Dassault-Aviation example of formal verification of robustness:

At Dassault- Aviation, formal verification techniques were used to replace robustness testing by applying it to flight control software. C source code is automatically generated which includes data flows and state diagrams. A set of assertions is used to be met in both normal and abnormal input condition on the C source code. The robustness assertions which have some properties are applied on the model and then it is propagated to generate C code. At software modelling level a set of design rule were used and a custom checker were used to verify them. Static analysers were used to mechanize the analysis through formal proof which used Frama-C platform with Frama C value analysis plugin and Frama –C’s WP plugin and a set of automated theorem provers [20]. During verification process, once the integrated flight control software is sufficiently stable, a static analysis expert, with help of a model expert, use to perform the  formal robustness verification .It took roughly a person’s month effort  to set up the Frama-C analysis script and to tune any manually added assertions. Then the model verifiers autonomously replay and update the analysis until some algorithmic change in the model requires re-verification. A manual peer reviews of the set of assertions and also ensures that robustness requirements are complete.

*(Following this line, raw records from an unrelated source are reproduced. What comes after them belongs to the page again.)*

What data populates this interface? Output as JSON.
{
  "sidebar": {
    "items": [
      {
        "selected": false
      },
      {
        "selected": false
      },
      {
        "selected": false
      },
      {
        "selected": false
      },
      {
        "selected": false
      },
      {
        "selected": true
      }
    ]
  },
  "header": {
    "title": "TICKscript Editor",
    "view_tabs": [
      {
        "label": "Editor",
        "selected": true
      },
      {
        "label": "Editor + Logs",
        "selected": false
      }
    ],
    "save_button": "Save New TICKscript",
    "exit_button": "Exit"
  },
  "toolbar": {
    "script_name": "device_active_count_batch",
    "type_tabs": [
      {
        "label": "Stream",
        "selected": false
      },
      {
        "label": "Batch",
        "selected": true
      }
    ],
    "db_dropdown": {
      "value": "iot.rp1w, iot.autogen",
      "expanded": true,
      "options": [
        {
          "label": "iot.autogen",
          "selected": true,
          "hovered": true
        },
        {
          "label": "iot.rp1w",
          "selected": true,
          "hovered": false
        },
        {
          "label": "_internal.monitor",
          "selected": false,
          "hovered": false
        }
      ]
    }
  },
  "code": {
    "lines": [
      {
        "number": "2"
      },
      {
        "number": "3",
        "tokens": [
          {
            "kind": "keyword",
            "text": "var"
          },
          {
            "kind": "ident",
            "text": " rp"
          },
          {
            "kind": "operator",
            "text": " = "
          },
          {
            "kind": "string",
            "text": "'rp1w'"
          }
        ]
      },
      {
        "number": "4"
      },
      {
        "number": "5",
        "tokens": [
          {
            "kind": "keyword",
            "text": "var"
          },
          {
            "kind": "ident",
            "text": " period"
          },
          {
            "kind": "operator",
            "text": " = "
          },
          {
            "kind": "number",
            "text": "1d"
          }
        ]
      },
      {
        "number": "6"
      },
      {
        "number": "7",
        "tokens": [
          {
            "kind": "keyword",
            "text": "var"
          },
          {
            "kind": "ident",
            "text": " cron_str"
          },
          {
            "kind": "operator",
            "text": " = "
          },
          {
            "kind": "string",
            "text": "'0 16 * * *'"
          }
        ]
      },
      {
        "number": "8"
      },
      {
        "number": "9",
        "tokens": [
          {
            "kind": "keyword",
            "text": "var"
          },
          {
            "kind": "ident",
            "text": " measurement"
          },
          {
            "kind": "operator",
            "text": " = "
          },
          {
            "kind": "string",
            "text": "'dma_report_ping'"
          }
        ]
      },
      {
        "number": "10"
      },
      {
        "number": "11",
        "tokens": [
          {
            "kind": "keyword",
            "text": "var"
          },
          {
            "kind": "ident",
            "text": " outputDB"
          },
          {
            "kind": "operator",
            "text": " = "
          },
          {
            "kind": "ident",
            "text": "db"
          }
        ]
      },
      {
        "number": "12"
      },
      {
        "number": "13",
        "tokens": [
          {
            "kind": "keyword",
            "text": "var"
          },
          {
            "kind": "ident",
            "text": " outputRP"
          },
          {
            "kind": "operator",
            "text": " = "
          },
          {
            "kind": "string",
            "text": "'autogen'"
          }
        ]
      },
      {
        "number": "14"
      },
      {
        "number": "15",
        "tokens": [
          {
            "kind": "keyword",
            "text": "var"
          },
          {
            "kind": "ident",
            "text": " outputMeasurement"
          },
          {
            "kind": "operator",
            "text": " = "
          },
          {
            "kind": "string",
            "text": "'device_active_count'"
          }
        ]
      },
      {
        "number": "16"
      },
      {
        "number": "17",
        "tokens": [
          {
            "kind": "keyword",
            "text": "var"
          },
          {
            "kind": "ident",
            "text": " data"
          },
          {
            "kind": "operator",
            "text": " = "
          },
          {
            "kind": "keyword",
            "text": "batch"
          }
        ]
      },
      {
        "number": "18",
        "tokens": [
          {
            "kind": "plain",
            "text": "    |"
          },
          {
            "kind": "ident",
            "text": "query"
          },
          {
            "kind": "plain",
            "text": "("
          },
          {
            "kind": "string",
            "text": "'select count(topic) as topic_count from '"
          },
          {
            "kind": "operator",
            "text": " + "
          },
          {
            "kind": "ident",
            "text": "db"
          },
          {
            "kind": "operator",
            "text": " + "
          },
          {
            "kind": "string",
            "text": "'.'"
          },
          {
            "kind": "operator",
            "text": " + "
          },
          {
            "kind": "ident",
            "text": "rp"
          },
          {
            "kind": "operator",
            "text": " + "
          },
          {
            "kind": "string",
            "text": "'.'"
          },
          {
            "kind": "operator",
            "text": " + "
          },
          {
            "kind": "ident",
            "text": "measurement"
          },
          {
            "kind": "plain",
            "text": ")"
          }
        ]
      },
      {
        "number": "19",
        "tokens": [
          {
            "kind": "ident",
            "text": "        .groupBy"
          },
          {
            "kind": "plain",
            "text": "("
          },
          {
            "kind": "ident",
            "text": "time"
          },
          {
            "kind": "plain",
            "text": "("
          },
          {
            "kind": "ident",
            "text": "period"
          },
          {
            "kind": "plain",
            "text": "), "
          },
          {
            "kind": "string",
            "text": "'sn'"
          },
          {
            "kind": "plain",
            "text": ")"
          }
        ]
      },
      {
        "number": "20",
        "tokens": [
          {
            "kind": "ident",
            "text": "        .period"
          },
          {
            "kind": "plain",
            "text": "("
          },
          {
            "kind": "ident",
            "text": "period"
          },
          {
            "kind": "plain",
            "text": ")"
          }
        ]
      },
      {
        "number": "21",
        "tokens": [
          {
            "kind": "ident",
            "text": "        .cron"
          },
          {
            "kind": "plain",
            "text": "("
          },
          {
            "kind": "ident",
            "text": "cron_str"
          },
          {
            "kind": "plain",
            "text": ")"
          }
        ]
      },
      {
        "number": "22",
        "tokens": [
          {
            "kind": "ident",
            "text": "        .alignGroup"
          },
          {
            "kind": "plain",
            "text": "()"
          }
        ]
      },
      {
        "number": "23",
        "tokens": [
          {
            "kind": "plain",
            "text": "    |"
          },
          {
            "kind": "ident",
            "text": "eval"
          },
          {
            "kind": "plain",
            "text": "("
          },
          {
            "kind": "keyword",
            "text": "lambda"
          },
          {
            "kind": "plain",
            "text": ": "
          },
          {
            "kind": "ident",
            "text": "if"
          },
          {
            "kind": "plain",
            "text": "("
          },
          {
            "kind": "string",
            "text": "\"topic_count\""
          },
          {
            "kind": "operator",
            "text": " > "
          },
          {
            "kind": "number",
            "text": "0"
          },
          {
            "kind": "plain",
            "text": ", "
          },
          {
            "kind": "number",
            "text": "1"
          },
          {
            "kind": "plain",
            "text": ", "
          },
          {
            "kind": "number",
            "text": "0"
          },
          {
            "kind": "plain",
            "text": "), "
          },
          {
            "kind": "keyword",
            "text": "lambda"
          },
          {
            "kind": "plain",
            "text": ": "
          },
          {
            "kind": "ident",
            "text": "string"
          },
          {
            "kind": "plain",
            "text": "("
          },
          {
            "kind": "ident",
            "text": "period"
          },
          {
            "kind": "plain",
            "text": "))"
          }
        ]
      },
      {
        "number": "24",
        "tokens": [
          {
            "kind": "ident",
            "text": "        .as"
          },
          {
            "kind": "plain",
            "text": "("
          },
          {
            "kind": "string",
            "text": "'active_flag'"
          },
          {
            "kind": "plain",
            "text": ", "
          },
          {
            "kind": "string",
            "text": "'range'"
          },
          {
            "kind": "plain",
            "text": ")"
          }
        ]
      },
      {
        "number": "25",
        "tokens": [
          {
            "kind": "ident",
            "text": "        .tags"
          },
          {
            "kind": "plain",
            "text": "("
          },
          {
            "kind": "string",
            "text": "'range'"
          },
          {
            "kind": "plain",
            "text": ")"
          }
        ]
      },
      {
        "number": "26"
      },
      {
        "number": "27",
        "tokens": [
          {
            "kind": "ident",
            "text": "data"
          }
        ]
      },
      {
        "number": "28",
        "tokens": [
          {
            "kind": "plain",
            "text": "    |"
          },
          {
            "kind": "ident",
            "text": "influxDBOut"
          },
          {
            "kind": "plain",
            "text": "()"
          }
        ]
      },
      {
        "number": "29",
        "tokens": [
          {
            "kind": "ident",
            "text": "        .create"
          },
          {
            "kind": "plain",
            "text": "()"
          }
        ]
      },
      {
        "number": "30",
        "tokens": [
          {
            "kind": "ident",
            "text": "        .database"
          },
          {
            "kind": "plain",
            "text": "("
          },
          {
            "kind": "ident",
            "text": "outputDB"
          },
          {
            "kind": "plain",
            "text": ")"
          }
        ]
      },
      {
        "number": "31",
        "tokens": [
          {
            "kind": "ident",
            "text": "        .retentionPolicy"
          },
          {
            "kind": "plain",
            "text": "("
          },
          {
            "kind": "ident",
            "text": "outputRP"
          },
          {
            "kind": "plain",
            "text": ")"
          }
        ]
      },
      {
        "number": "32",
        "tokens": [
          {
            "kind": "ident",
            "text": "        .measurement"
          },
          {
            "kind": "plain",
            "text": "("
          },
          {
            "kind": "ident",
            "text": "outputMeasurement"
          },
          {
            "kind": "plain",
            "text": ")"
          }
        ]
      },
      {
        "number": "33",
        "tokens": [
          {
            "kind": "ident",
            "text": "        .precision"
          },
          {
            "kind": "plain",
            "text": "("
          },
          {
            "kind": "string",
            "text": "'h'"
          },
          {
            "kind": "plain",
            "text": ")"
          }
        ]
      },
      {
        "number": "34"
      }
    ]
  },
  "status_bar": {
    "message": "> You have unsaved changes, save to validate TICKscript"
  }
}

Importance of formal verification procedures in ensuring quality of safety critical systems:

While concluding it will be good to say the importance of formal verification in ensuring quality of safety critical systems. The use of formal techniques in the production of systems should be viewed as a means of delivering enhanced quality rather than establishing correctness. Formal methods can be used at different levels of

assurance for the software developed by such methods. At a basic level, they may simply be used for specification of the system to be designed. The development process itself may be informal, but benefits are still gained since many bugs can be removed by formalizing and discussing the system at an early stage. Proofs may be undertaken to confirm properties of the system that are required or assumed to be true. The next level of use is to apply formal methods to the development process, using a set of rules or a design calculus that allows stepwise refinement of the specification to an executable program like VDM. Checking the process by computer reduces the possibility of error, although it never eliminates it since the program that does the checking may itself be incorrect. Formal methods were developed as a branch of computer science in order to reason more scientifically about software. Formal methods increase the safety and decrease the cost and it also allows rigorous analysis. Such analyses can verify useful properties such as consistency, deadlock-freedom, satisfaction of high level requirements, or correctness of a proposed design. Capturing requirements as formal specifications is good as it provides a simple validation. Formalized requirements prevent misunderstandings that lead to error introduction. As development proceeds, compliance can be continually checked using a formal analysis to ensure that errors have not been introduced. A further advantage of using formal methods at the requirements level is the ability to derive or refine from these requirements the code itself, thus ensuring that no errors are introduced at this stage. Last but not the least formal methods reduces cost of a software ,since the cost of error to fix it in later stage of development is higher than the one caught at early stage so formal methods are used starting from the beginning of the development.